EL SEGUNDO, Calif.--(BUSINESS WIRE)--NantKwest, Inc. (Nasdaq: NK), a clinical-stage, natural killer cell-based therapeutics company, today announced the pricing of an underwritten public offering of an aggregate of 7,410,000 shares of its common stock (3,700,000 shares at a price to the public of $9.50 per share and 3,710,000 shares at a price of $12.12 per share to NantKwest’s chairman, chief executive officer and principal stockholder, Dr. Patrick Soon-Shiong). The aggregate gross proceeds from the offering are expected to be approximately $80.1 million, before deducting the underwriting discounts and commissions and offering expenses payable by NantKwest. NantKwest intends to use the net proceeds of the offering for clinical development, manufacturing, upgrades to its facilities and equipment, and for working capital, capital expenditures and other general corporate purposes. All of the shares are being offered by NantKwest. The offering is expected to close on or about June 29, 2020, subject to customary closing conditions. In addition, NantKwest has granted to the underwriters of the offering a 30-day option to purchase up to an additional 1,111,500 shares of common stock at the public offering price of $9.50 per share, less the underwriting discounts and commissions.
Piper Sandler & Co. is acting as the sole book-running manager for the offering. LifeSci Capital is acting as co-manager for the offering.
A shelf registration statement on Form S-3 relating to the common stock offered in the public offering described above was filed with the Securities and Exchange Commission (SEC) on August 23, 2019 and declared effective by the SEC on September 3, 2019. The offering is being made only by means of a prospectus supplement and accompanying prospectus that form a part of the registration statement. A final prospectus supplement and accompanying prospectus relating to the offering will be filed with the SEC and will be available on the SEC’s website at www.sec.gov.
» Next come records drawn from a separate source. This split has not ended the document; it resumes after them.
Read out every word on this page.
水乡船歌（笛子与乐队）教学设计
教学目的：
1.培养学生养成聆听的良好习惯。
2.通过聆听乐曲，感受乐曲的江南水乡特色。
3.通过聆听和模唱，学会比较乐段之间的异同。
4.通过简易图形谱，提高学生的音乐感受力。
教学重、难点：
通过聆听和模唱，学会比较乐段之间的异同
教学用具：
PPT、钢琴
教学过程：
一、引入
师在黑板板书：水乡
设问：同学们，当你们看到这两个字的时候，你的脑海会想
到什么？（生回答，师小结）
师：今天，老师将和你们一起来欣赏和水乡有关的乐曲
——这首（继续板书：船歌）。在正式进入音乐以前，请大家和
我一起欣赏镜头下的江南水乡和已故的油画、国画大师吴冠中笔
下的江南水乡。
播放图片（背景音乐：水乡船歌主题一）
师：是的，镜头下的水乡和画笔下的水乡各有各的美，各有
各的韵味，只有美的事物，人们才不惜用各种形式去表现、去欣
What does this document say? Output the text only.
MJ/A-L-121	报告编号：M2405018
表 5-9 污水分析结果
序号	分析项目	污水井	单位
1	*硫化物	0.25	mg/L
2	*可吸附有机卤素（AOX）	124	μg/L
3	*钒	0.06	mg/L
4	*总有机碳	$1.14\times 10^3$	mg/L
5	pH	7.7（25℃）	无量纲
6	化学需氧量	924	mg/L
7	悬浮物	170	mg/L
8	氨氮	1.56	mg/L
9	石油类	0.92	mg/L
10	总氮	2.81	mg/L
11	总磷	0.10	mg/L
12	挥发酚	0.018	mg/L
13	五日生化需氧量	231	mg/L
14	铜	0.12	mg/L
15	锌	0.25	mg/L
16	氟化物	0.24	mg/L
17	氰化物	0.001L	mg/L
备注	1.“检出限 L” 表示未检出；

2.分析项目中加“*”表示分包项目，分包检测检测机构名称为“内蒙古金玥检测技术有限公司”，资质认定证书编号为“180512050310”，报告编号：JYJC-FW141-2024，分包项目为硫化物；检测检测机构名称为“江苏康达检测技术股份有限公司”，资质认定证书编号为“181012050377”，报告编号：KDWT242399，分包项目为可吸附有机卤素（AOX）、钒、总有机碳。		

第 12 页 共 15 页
Copies of the final prospectus supplement and accompanying prospectus relating to the offering, when available, may also be obtained from Piper Sandler & Co., Attention: Prospectus Department, 800 Nicollet Mall, J12S03, Minneapolis, MN 55402, via telephone at (800) 747-3924 or via email at email@example.com.
This press release shall not constitute an offer to sell or the solicitation of an offer to buy the securities being offered, nor shall there be any sale of the securities being offered in any state or other jurisdiction in which such offer, solicitation or sale would be unlawful prior to the registration or qualification under the securities laws of any such state or other jurisdiction.
This press release contains forward-looking statements within the meaning of the Private Securities Litigation Reform Act of 1995. Forward-looking statements include statements regarding NantKwest’s expectations with respect to the completion, timing and size of the public offering, the expected gross proceeds from the public offering, and the anticipated use of the net proceeds from the proposed offering. Risks and uncertainties related to these endeavors include, but are not limited to, risks and uncertainties associated with market conditions and the satisfaction of customary closing conditions related to the public offering.
Forward-looking statements are based on management’s current expectations and are subject to various risks and uncertainties that could cause actual results to differ materially and adversely from those expressed or implied by such forward-looking statements. Accordingly, these forward-looking statements do not constitute guarantees of future performance, and you are cautioned not to place undue reliance on these forward-looking statements.
These and other risks regarding NantKwest’s business are described in detail in its SEC filings, including in NantKwest’s Current Report on Form 8-K filed on June 24, 2020. These forward-looking statements speak only as of the date hereof, and we disclaim any obligation to update these statements except as may be required by law.